Ernst sah ihm einige Augenblicke nach und stieg dann die steile, durch eine blakende Unschlittlampe kaum erhellte Treppe hoch. Oben zündete er die Kerze seiner Zimmerlampe an jener an, die im Flur brannte, und zog sich aus. Während er sich mit dem Wasser aus der Schüssel wusch, fragte er sich, wie er sich zu den Drohungen seines Vaters stellen sollte. Anders als jener wie die meisten Leute von ihm dachten, war er keineswegs ein Hurenbock, der jedem Rock nachstellte. Zwar hatte er nichts dagegen, sich von Zeit zu Zeit mit einem hübschen Mädchen im Bett oder auf dem Heuboden zu wälzen, doch er kannte genug Männer in der Stadt, deren Lebenswandel weitaus ausschweifender war als der seine. Auch war sein Vater, soweit er gehört hatte, in seiner Jugend ebenfalls kein Kostverächter gewesen, und was er von einigen Münchner Klerikern zu halten hatte, wusste er sehr wohl. Der überwiegende Teil war gut und gerecht, aber der Rest brachte mit seiner Gier nach Frauen, wenn nicht gar nach Knaben, die gesamte Geistlichkeit in Verruf.

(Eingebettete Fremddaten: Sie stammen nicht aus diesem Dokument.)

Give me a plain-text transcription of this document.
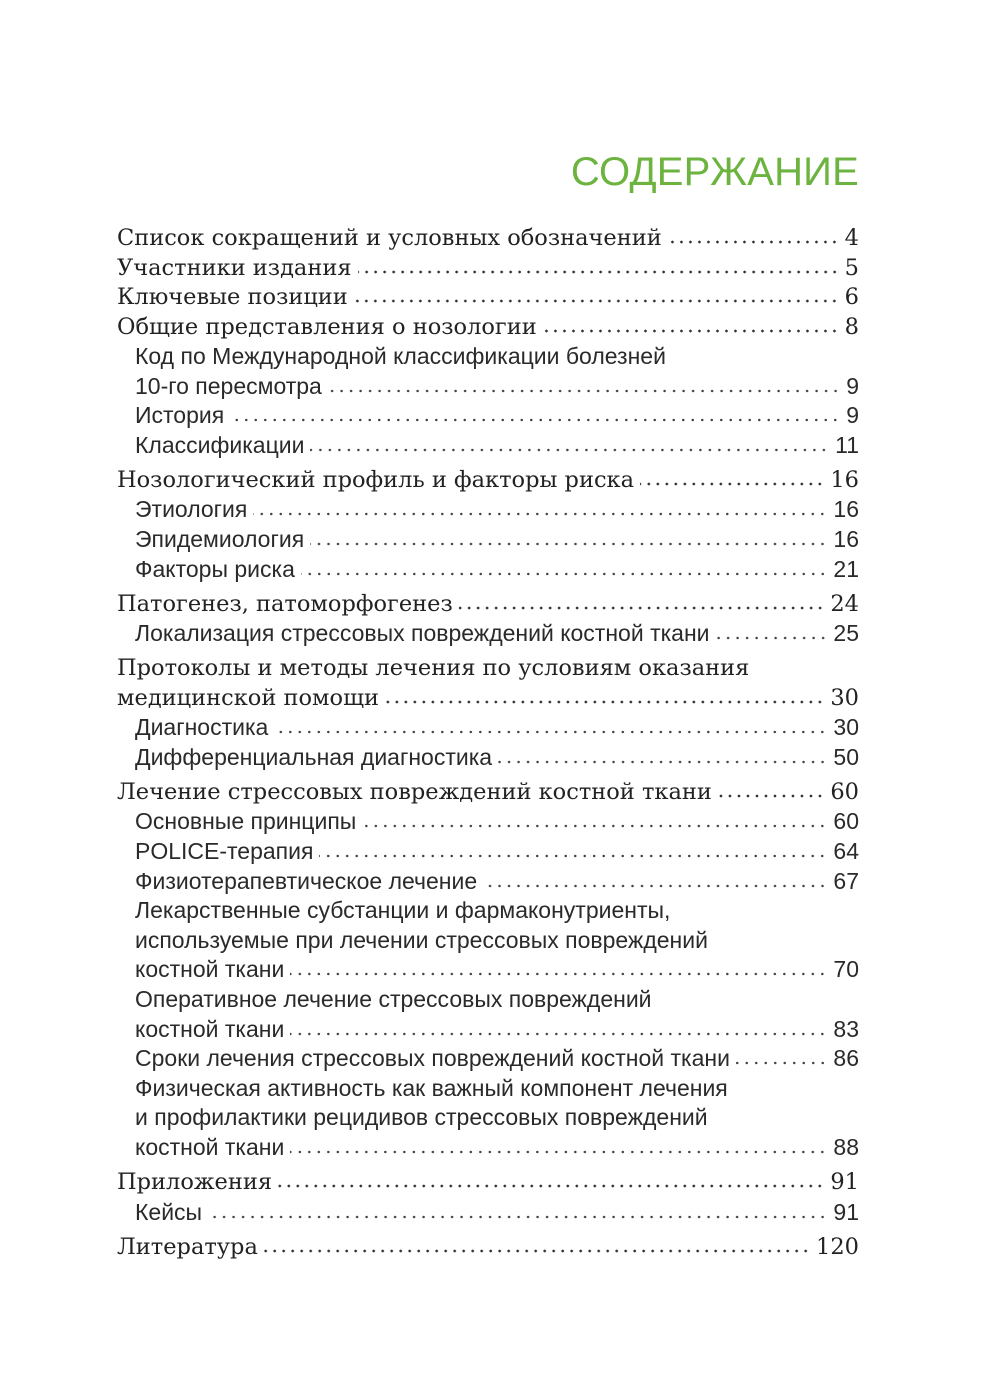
СОДЕРЖАНИЕ
Список сокращений и условных обозначений	4
Участники издания	5
Ключевые позиции	6
Общие представления о нозологии	8
Код по Международной классификации болезней
10-го пересмотра	9
История	9
Классификации	11
Нозологический профиль и факторы риска	16
Этиология	16
Эпидемиология	16
Факторы риска	21
Патогенез, патоморфогенез	24
Локализация стрессовых повреждений костной ткани	25
Протоколы и методы лечения по условиям оказания
медицинской помощи	30
Диагностика	30
Дифференциальная диагностика	50
Лечение стрессовых повреждений костной ткани	60
Основные принципы	60
POLICE-терапия	64
Физиотерапевтическое лечение	67
Лекарственные субстанции и фармаконутриенты,
используемые при лечении стрессовых повреждений
костной ткани	70
Оперативное лечение стрессовых повреждений
костной ткани	83
Сроки лечения стрессовых повреждений костной ткани	86
Физическая активность как важный компонент лечения
и профилактики рецидивов стрессовых повреждений
костной ткани	88
Приложения	91
Кейсы	91
Литература	120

Auch aus diesem Grund hatte er sich jener Gruppe von Bürgern angeschlossen, die für grundlegende Reformen in der Kirche eintrat. Ihr Sprachrohr war in erster Linie Doktor Martinus Luther aus Wittenberg, der mit seinen fünfundneunzig Thesen die verderbte Kirche ins Mark getroffen hatte. Bei dem Gedanken an den mutigen Mönch fiel Ernsts Blick auf ein Flugblatt, das noch in seiner Kleidung steckte. Er nahm es in die Hand und las den sauber gedruckten Text. Ein wenig fühlte auch er sich von der Kritik an dem schlechten Lebenswandel der Menschen getroffen, denn ein Vorbild an Keuschheit war er wahrlich nicht. Andererseits bot ihm sein Ruf einen gewissen Schutz, denn ein Doktor Portikus würde ihn als Letzten verdächtigen, sich mit Schriften zu beschäftigen, in denen die strenge Auslegung der Heiligen Schrift und ein wohlgefälliger Lebenswandel aller Menschen gefordert wurden.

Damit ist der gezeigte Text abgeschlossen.